Nationally, fewer than one out of three dogs and one out of 10 cats in shelters are claimed by their owners. At Front Street, that number is a little better — 44% of animals were claimed in 2020. However, the shelter believes it can do better.
“Caring for so many lost pets is expensive, and reclaim fees have helped to offset some of those costs,” said Phillip Zimmerman, Front Street Animal Shelter manager. “However, we are concerned that many animals may not be picked up because their families are experiencing financial hardship, and we don’t want cost to be a barrier.”
The fees will be covered by Friends of Front Street, a nonprofit organization that supports the shelter’s lifesaving efforts.
“Our hope is that by getting more animals back to their original homes, additional space at the shelter will be created, animals will experience less stress and disease transmission, and resources can be used for those animals who truly have nowhere else to go,” said Jim Houpt, president of Friends of Front Street.

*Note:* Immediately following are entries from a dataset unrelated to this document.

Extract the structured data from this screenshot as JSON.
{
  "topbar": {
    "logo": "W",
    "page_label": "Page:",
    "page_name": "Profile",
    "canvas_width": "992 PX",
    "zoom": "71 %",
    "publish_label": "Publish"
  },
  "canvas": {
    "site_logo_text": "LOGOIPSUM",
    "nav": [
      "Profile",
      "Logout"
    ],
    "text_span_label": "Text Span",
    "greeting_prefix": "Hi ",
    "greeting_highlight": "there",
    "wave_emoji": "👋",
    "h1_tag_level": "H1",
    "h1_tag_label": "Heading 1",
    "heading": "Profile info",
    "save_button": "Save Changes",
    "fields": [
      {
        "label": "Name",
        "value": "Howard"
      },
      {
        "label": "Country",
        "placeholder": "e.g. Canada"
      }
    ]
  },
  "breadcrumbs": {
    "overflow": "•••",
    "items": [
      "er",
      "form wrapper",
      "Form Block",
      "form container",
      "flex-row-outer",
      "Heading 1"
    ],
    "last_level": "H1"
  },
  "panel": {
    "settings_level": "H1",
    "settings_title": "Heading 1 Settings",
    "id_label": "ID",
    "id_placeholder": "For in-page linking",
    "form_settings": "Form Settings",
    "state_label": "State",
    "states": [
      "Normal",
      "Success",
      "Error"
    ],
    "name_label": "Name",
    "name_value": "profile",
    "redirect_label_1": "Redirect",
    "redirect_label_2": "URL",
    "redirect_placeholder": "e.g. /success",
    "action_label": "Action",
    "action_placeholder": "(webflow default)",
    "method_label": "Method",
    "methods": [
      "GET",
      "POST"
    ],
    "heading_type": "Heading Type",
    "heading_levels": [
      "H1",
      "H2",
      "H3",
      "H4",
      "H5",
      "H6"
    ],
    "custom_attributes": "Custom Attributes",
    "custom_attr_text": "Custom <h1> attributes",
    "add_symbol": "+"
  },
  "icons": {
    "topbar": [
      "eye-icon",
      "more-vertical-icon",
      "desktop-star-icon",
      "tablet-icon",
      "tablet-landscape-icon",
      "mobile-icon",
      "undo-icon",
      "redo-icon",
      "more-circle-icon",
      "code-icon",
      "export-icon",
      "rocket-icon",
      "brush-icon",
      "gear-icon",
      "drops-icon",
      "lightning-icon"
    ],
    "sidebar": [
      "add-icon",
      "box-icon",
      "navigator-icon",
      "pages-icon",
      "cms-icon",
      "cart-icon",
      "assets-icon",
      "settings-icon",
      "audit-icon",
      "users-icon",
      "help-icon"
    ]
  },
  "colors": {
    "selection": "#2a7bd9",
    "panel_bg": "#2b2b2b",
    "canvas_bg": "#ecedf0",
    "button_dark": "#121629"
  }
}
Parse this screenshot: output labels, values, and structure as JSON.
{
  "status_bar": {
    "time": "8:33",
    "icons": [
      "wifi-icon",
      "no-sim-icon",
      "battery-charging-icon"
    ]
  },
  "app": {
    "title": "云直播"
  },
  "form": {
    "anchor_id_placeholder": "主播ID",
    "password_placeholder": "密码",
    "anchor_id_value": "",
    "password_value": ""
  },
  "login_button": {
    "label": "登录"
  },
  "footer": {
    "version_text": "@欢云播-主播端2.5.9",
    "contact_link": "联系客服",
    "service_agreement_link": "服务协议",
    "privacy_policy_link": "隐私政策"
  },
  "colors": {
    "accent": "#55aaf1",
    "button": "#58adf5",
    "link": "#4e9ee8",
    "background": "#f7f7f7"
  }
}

This new program went into effect last week – just prior to the Fourth of July fireworks, which trigger many pets to run away. The days and weeks after the Fourth are often the busiest of the year for shelters nationwide, Zimmerman said.
This program is not available in cases where staff reasonably suspect abuse or criminal neglect of a pet. Additional limitations may apply in the future.
If your pet has gone missing, the shelter recommends using the services listed on the City’s lost-and-found pet page, posting Facebook lost and found pets pages, posting on Craigslist, Nextdoor and other lost pet sites, talking to neighbors and hanging large missing pet posters in the area, Zimmerman said.
Residents should also check all area animal shelter websites for at least a few weeks after a pet runs away, since it often takes time for pets to be found and brought into a shelter.